L’apport des associations patronales auxquelles elles sont de plus en plus nombreuses à adhérer (Forum des Chefs d’Entreprises, syndicats et confédérations) est également à souligner, en ce sens qu’elles leurs permettent de mieux formuler les propositions et doléances présentées aux autorités politiques. Et même si les tentatives de satellisations au pouvoir, notamment à l’occasion d’importantes échéances électorales, sont à déplorer, leurs prises de position en faveur des plus puissants cercles du pouvoir, s’expliquent beaucoup plus par le souci de se préserver contre d’éventuelles représailles que par un partage d’idéaux avec les gouvernants en place. Il est évident qu’en cas d’émergence de nouvelles forces politiques en mesure de rivaliser avec le pouvoir en place, bon nombre de chefs d’entreprises seront appelés à reconsidérer le soutien qu’ils ont, pour bon nombre d’eux, été contraints d’accorder.

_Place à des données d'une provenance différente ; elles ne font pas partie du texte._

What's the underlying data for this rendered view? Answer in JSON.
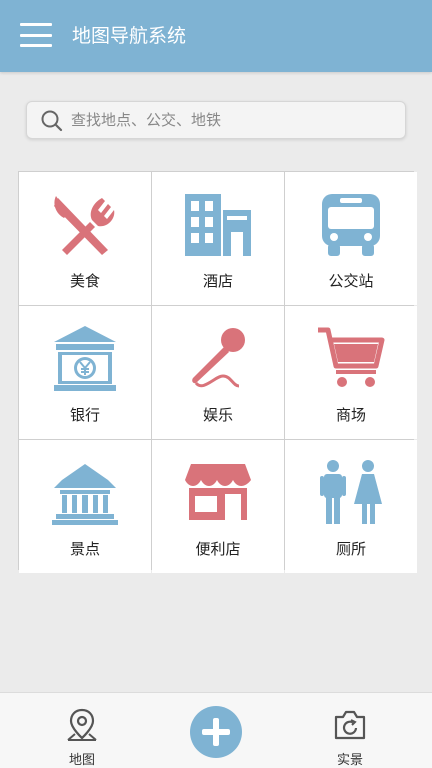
{
  "header": {
    "title": "地图导航系统",
    "menu_icon": "hamburger-icon"
  },
  "search": {
    "placeholder": "查找地点、公交、地铁",
    "value": "",
    "icon": "search-icon"
  },
  "categories": [
    {
      "label": "美食",
      "icon": "fork-knife-icon"
    },
    {
      "label": "酒店",
      "icon": "hotel-building-icon"
    },
    {
      "label": "公交站",
      "icon": "bus-icon"
    },
    {
      "label": "银行",
      "icon": "bank-yen-icon"
    },
    {
      "label": "娱乐",
      "icon": "microphone-icon"
    },
    {
      "label": "商场",
      "icon": "shopping-cart-icon"
    },
    {
      "label": "景点",
      "icon": "temple-icon"
    },
    {
      "label": "便利店",
      "icon": "store-icon"
    },
    {
      "label": "厕所",
      "icon": "restroom-icon"
    }
  ],
  "bottom_nav": {
    "map_label": "地图",
    "map_icon": "map-pin-icon",
    "add_icon": "plus-icon",
    "live_label": "实景",
    "live_icon": "camera-icon"
  },
  "colors": {
    "header": "#7fb3d3",
    "red_icon": "#d9737a",
    "blue_icon": "#7fb3d3"
  }
}
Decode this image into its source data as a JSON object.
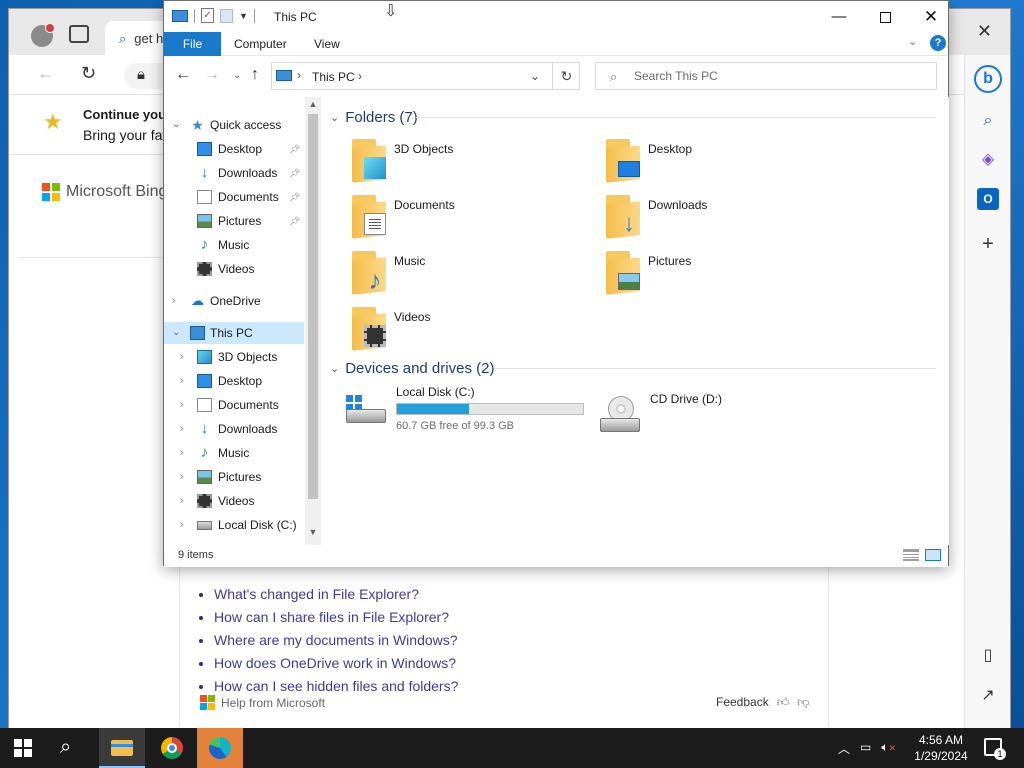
{
  "edge": {
    "tab_title": "get h",
    "banner_title": "Continue your",
    "banner_text": "Bring your fav",
    "bing_label": "Microsoft Bing",
    "faq": [
      "What's changed in File Explorer?",
      "How can I share files in File Explorer?",
      "Where are my documents in Windows?",
      "How does OneDrive work in Windows?",
      "How can I see hidden files and folders?"
    ],
    "help_label": "Help from Microsoft",
    "feedback_label": "Feedback"
  },
  "explorer": {
    "title": "This PC",
    "ribbon_tabs": [
      "File",
      "Computer",
      "View"
    ],
    "address": "This PC",
    "search_placeholder": "Search This PC",
    "nav_tree": [
      {
        "label": "Quick access",
        "icon": "quick-access-star-icon",
        "level": 0,
        "expanded": true
      },
      {
        "label": "Desktop",
        "icon": "desktop-icon",
        "level": 1,
        "pinned": true
      },
      {
        "label": "Downloads",
        "icon": "download-arrow-icon",
        "level": 1,
        "pinned": true
      },
      {
        "label": "Documents",
        "icon": "document-icon",
        "level": 1,
        "pinned": true
      },
      {
        "label": "Pictures",
        "icon": "picture-icon",
        "level": 1,
        "pinned": true
      },
      {
        "label": "Music",
        "icon": "music-note-icon",
        "level": 1
      },
      {
        "label": "Videos",
        "icon": "video-film-icon",
        "level": 1
      },
      {
        "label": "OneDrive",
        "icon": "onedrive-cloud-icon",
        "level": 0
      },
      {
        "label": "This PC",
        "icon": "this-pc-monitor-icon",
        "level": 0,
        "expanded": true,
        "selected": true
      },
      {
        "label": "3D Objects",
        "icon": "3d-objects-cube-icon",
        "level": 1
      },
      {
        "label": "Desktop",
        "icon": "desktop-icon",
        "level": 1
      },
      {
        "label": "Documents",
        "icon": "document-icon",
        "level": 1
      },
      {
        "label": "Downloads",
        "icon": "download-arrow-icon",
        "level": 1
      },
      {
        "label": "Music",
        "icon": "music-note-icon",
        "level": 1
      },
      {
        "label": "Pictures",
        "icon": "picture-icon",
        "level": 1
      },
      {
        "label": "Videos",
        "icon": "video-film-icon",
        "level": 1
      },
      {
        "label": "Local Disk (C:)",
        "icon": "local-disk-icon",
        "level": 1
      }
    ],
    "folders_header": "Folders (7)",
    "folders": [
      {
        "name": "3D Objects",
        "icon": "3d-objects-folder-icon"
      },
      {
        "name": "Desktop",
        "icon": "desktop-folder-icon"
      },
      {
        "name": "Documents",
        "icon": "documents-folder-icon"
      },
      {
        "name": "Downloads",
        "icon": "downloads-folder-icon"
      },
      {
        "name": "Music",
        "icon": "music-folder-icon"
      },
      {
        "name": "Pictures",
        "icon": "pictures-folder-icon"
      },
      {
        "name": "Videos",
        "icon": "videos-folder-icon"
      }
    ],
    "drives_header": "Devices and drives (2)",
    "drives": [
      {
        "name": "Local Disk (C:)",
        "free_text": "60.7 GB free of 99.3 GB",
        "used_fraction": 0.389
      },
      {
        "name": "CD Drive (D:)"
      }
    ],
    "status_items": "9 items"
  },
  "taskbar": {
    "time": "4:56 AM",
    "date": "1/29/2024",
    "notification_count": "1"
  },
  "colors": {
    "accent": "#1979ca",
    "selection": "#cce8ff",
    "drive_bar": "#26a0da",
    "link": "#3d3b9a"
  }
}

Au regard de sa courte histoire, l’émergence du secteur privé au cours de ces 26 dernières années est, pour ainsi dire, prodigieuse. Les sociétés privées réduites à la portion congrue durant les années 70, avaient dépassé le nombre de 650.000 à la fin de l’année 2013 si on se réfère aux chiffres de l’Office National des Statistique. Favorisées par la manne considérable de l’offre publique elles promettent d’être encore plus nombreuses à l’avenir. Parmi les entreprises privées en activité figurent des groupes d’envergure internationale, certains (à l’instar de Cévital, Mehri, Haddad, Condor, Benamor, Biopharm, Arcofina, Sim, Nca-Rouiba et autres) étant classés parmi les plus importants du continent africain. Le privé algérien est en train de percer dans pratiquement tous les secteurs d’activité (bâtiment, agroalimentaire, informatique, pratiquement toute la gamme des services etc.). Le plus gros des importations (exception faite des céréales) est par ailleurs effectué par quelques 30.000 sociétés privées de négoce pour la plupart de constitution récente.

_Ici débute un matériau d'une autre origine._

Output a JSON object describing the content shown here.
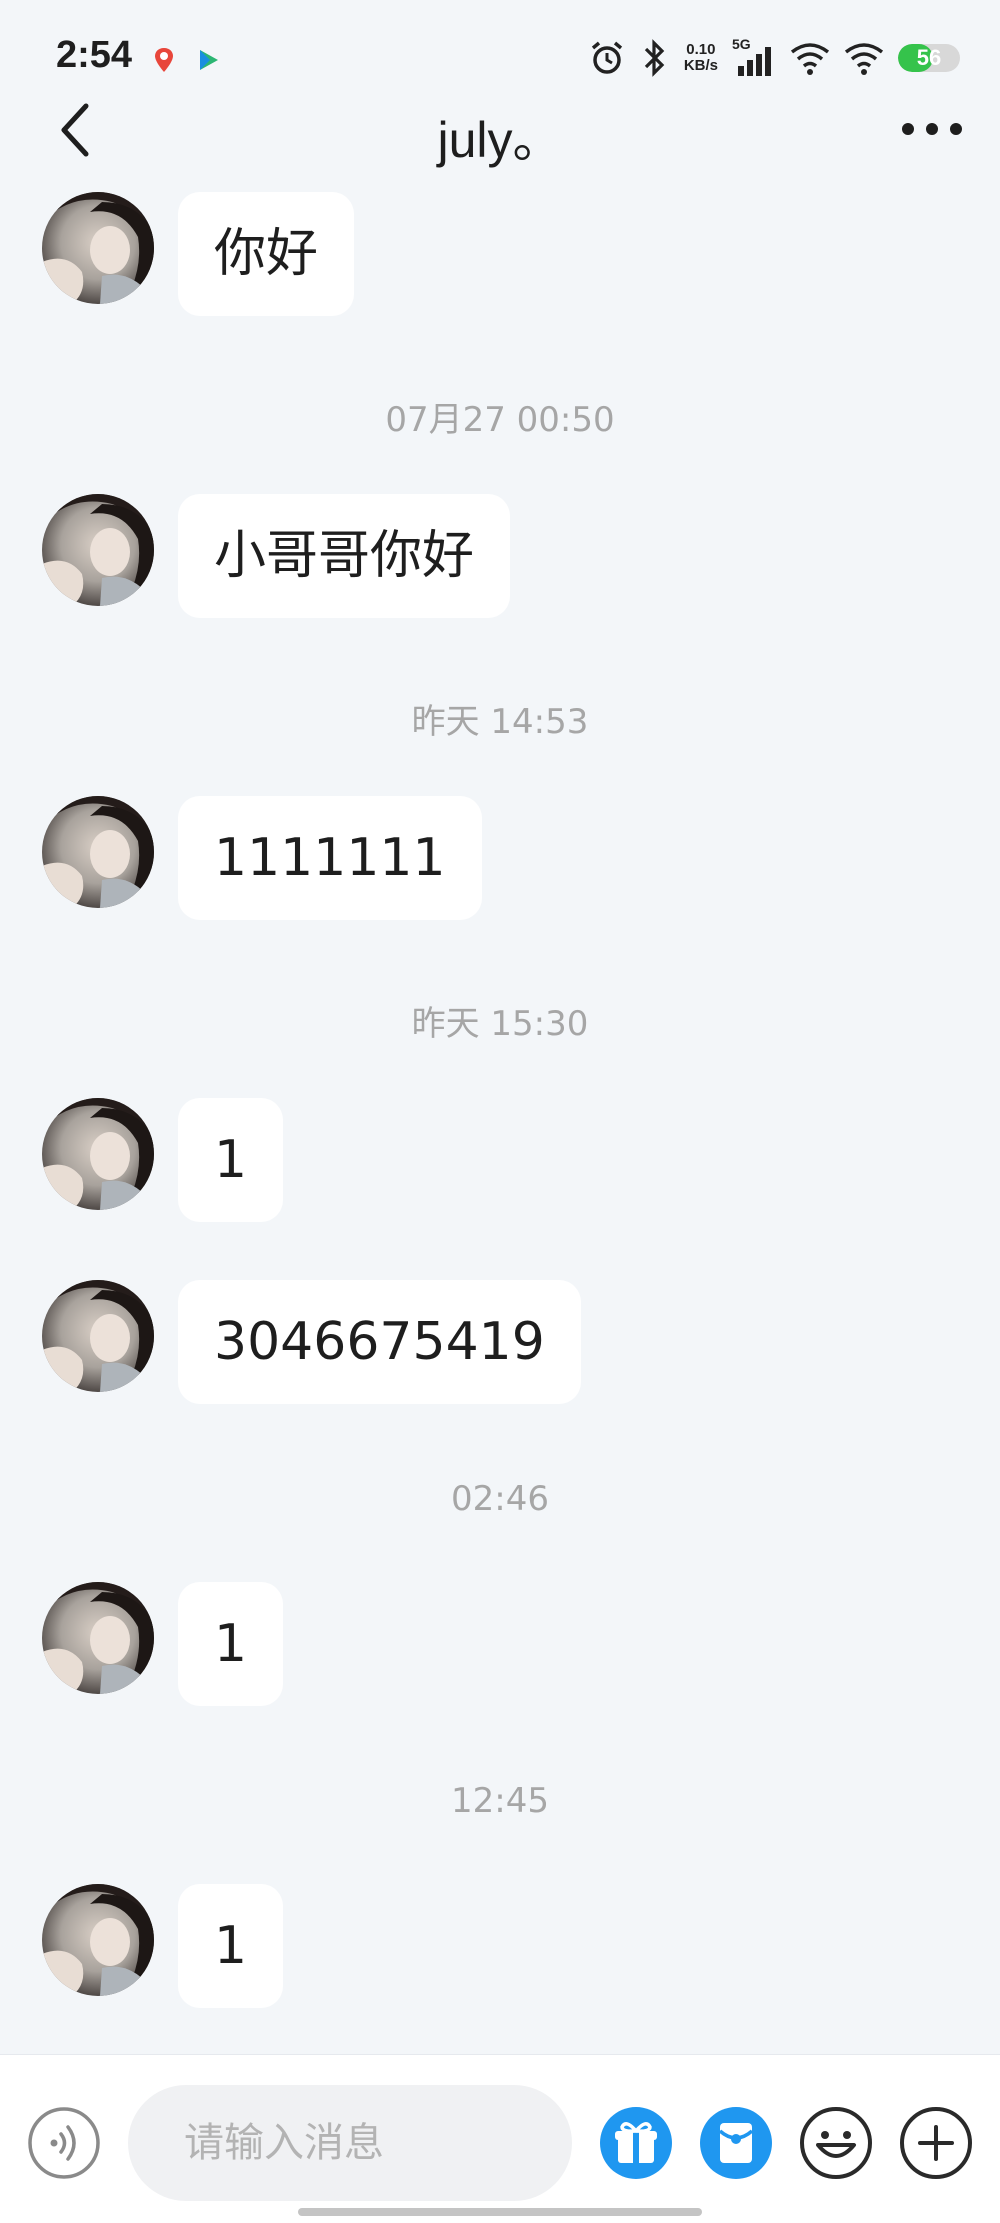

En grande partie grâce à ces élites économiques privées, les nouveaux métiers que le régime socialiste avaient fait disparaitre ont pu renaître de leurs cendres. On citera les métiers de notaire, commissaire aux comptes, commissaires priseurs, huissiers qui, aujourd’hui, suscitent l’engouement d’universitaires qui pourraient faire de brillantes carrières dans ces métiers auxquels font surtout appel les entreprises privées.

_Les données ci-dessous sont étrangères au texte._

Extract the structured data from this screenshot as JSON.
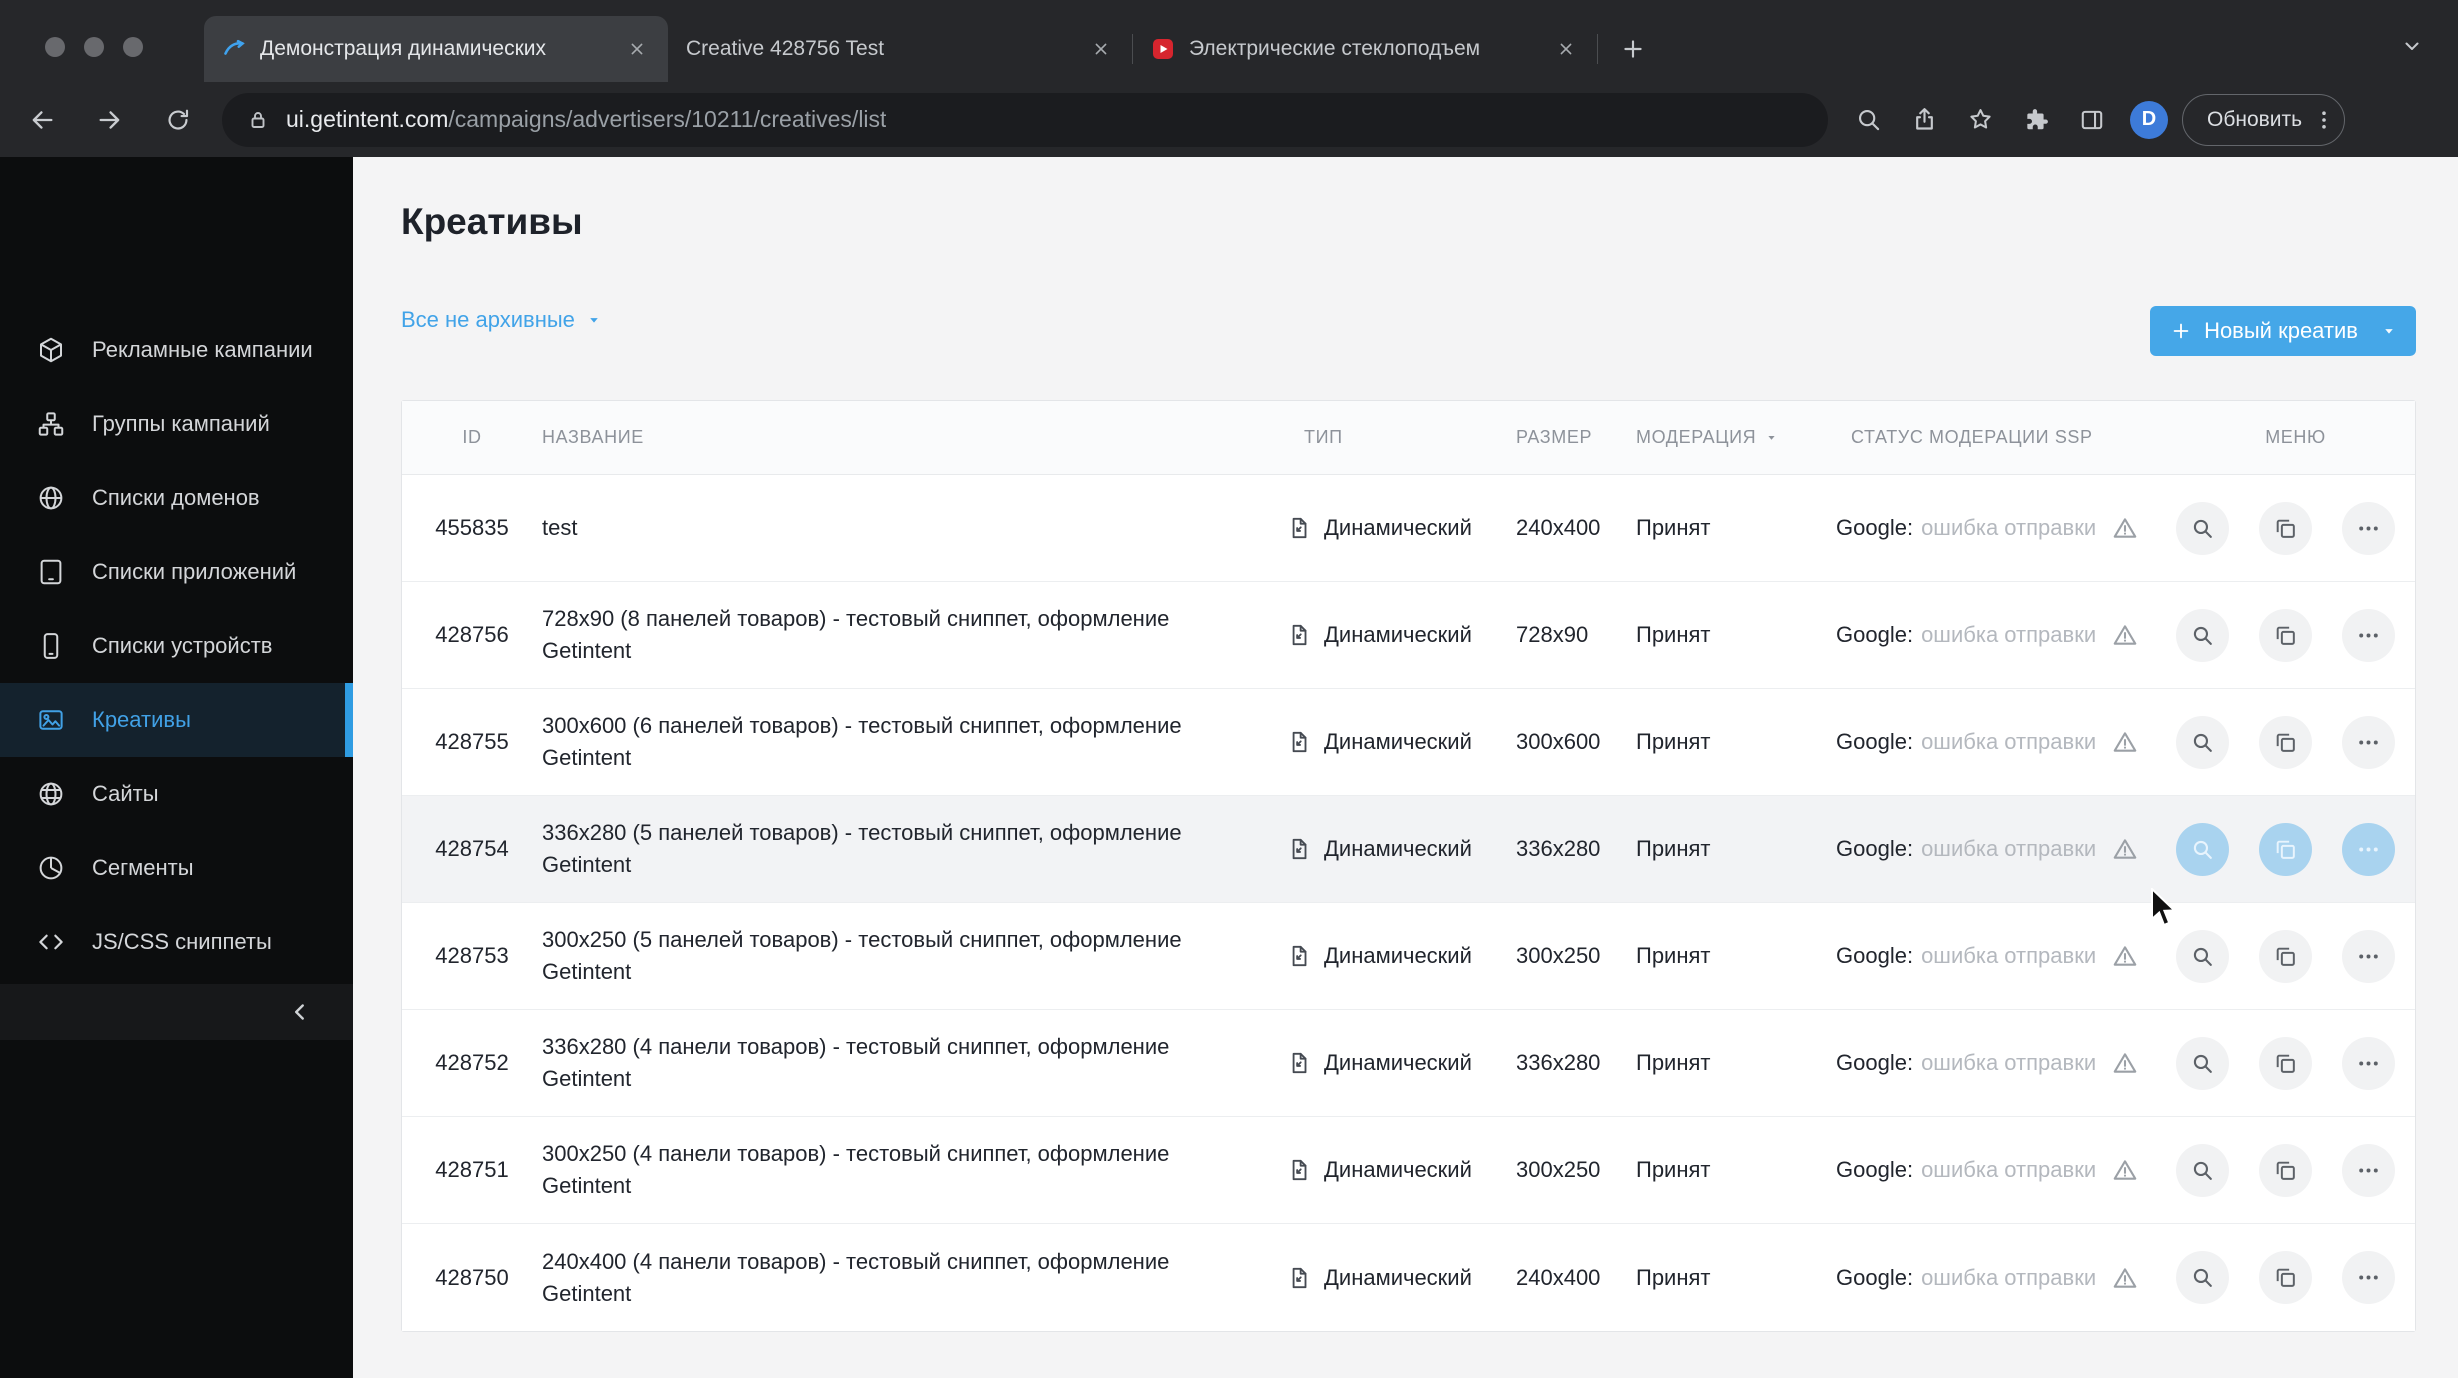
{
  "browser": {
    "tabs": [
      {
        "title": "Демонстрация динамических",
        "active": true
      },
      {
        "title": "Creative 428756 Test",
        "active": false
      },
      {
        "title": "Электрические стеклоподъем",
        "active": false
      }
    ],
    "url_domain": "ui.getintent.com",
    "url_path": "/campaigns/advertisers/10211/creatives/list",
    "update_button_label": "Обновить",
    "avatar_letter": "D"
  },
  "sidebar": {
    "items": [
      {
        "label": "Рекламные кампании",
        "icon": "campaigns-cube-icon",
        "active": false
      },
      {
        "label": "Группы кампаний",
        "icon": "campaign-groups-icon",
        "active": false
      },
      {
        "label": "Списки доменов",
        "icon": "domain-lists-icon",
        "active": false
      },
      {
        "label": "Списки приложений",
        "icon": "app-lists-icon",
        "active": false
      },
      {
        "label": "Списки устройств",
        "icon": "device-lists-icon",
        "active": false
      },
      {
        "label": "Креативы",
        "icon": "creatives-icon",
        "active": true
      },
      {
        "label": "Сайты",
        "icon": "sites-icon",
        "active": false
      },
      {
        "label": "Сегменты",
        "icon": "segments-icon",
        "active": false
      },
      {
        "label": "JS/CSS сниппеты",
        "icon": "snippets-icon",
        "active": false
      }
    ]
  },
  "page": {
    "title": "Креативы",
    "filter_label": "Все не архивные",
    "new_creative_button": "Новый креатив"
  },
  "table": {
    "columns": [
      "ID",
      "НАЗВАНИЕ",
      "ТИП",
      "РАЗМЕР",
      "МОДЕРАЦИЯ",
      "СТАТУС МОДЕРАЦИИ SSP",
      "МЕНЮ"
    ],
    "rows": [
      {
        "id": "455835",
        "name": "test",
        "type": "Динамический",
        "size": "240x400",
        "moderation": "Принят",
        "ssp_provider": "Google:",
        "ssp_status": "ошибка отправки"
      },
      {
        "id": "428756",
        "name": "728x90 (8 панелей товаров) - тестовый сниппет, оформление Getintent",
        "type": "Динамический",
        "size": "728x90",
        "moderation": "Принят",
        "ssp_provider": "Google:",
        "ssp_status": "ошибка отправки"
      },
      {
        "id": "428755",
        "name": "300x600 (6 панелей товаров) - тестовый сниппет, оформление Getintent",
        "type": "Динамический",
        "size": "300x600",
        "moderation": "Принят",
        "ssp_provider": "Google:",
        "ssp_status": "ошибка отправки"
      },
      {
        "id": "428754",
        "name": "336x280 (5 панелей товаров) - тестовый сниппет, оформление Getintent",
        "type": "Динамический",
        "size": "336x280",
        "moderation": "Принят",
        "ssp_provider": "Google:",
        "ssp_status": "ошибка отправки"
      },
      {
        "id": "428753",
        "name": "300x250 (5 панелей товаров) - тестовый сниппет, оформление Getintent",
        "type": "Динамический",
        "size": "300x250",
        "moderation": "Принят",
        "ssp_provider": "Google:",
        "ssp_status": "ошибка отправки"
      },
      {
        "id": "428752",
        "name": "336x280 (4 панели товаров) - тестовый сниппет, оформление Getintent",
        "type": "Динамический",
        "size": "336x280",
        "moderation": "Принят",
        "ssp_provider": "Google:",
        "ssp_status": "ошибка отправки"
      },
      {
        "id": "428751",
        "name": "300x250 (4 панели товаров) - тестовый сниппет, оформление Getintent",
        "type": "Динамический",
        "size": "300x250",
        "moderation": "Принят",
        "ssp_provider": "Google:",
        "ssp_status": "ошибка отправки"
      },
      {
        "id": "428750",
        "name": "240x400 (4 панели товаров) - тестовый сниппет, оформление Getintent",
        "type": "Динамический",
        "size": "240x400",
        "moderation": "Принят",
        "ssp_provider": "Google:",
        "ssp_status": "ошибка отправки"
      }
    ]
  },
  "colors": {
    "accent_blue": "#45a7e8",
    "link_blue": "#41a3e8",
    "sidebar_active_blue": "#2f9ce2",
    "status_muted_gray": "#b4b8be",
    "avatar_blue": "#3d7bd9",
    "tab_favicon_red": "#d6252e"
  }
}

Ce sont, nous l’avons bien compris, toutes ces élites et, notamment, celles ayant émergées dans le secteur économique, qui effectueront progressivement les ruptures systémiques qui permettront l’émergence de la société moderne et démocratique à laquelle l’écrasante majorité des algériens aspire. Notre affirmation repose sur le fait qu’il n’existe pas de cloisonnement entre l’économique et le politique, les deux étant parfaitement imbriqués et que le pouvoir de l’argent conduit généralement au pouvoir politique. Et quand bien même le pouvoir en place ne permettrait à ces élites d’activer politiquement qu’à l’intérieur du système, nous sommes malgré tout convaincu que de l’intérieur même de cet espace pourraient émerger dans un proche avenir des élites politiques d’envergure, à même de piloter efficacement le destin du pays.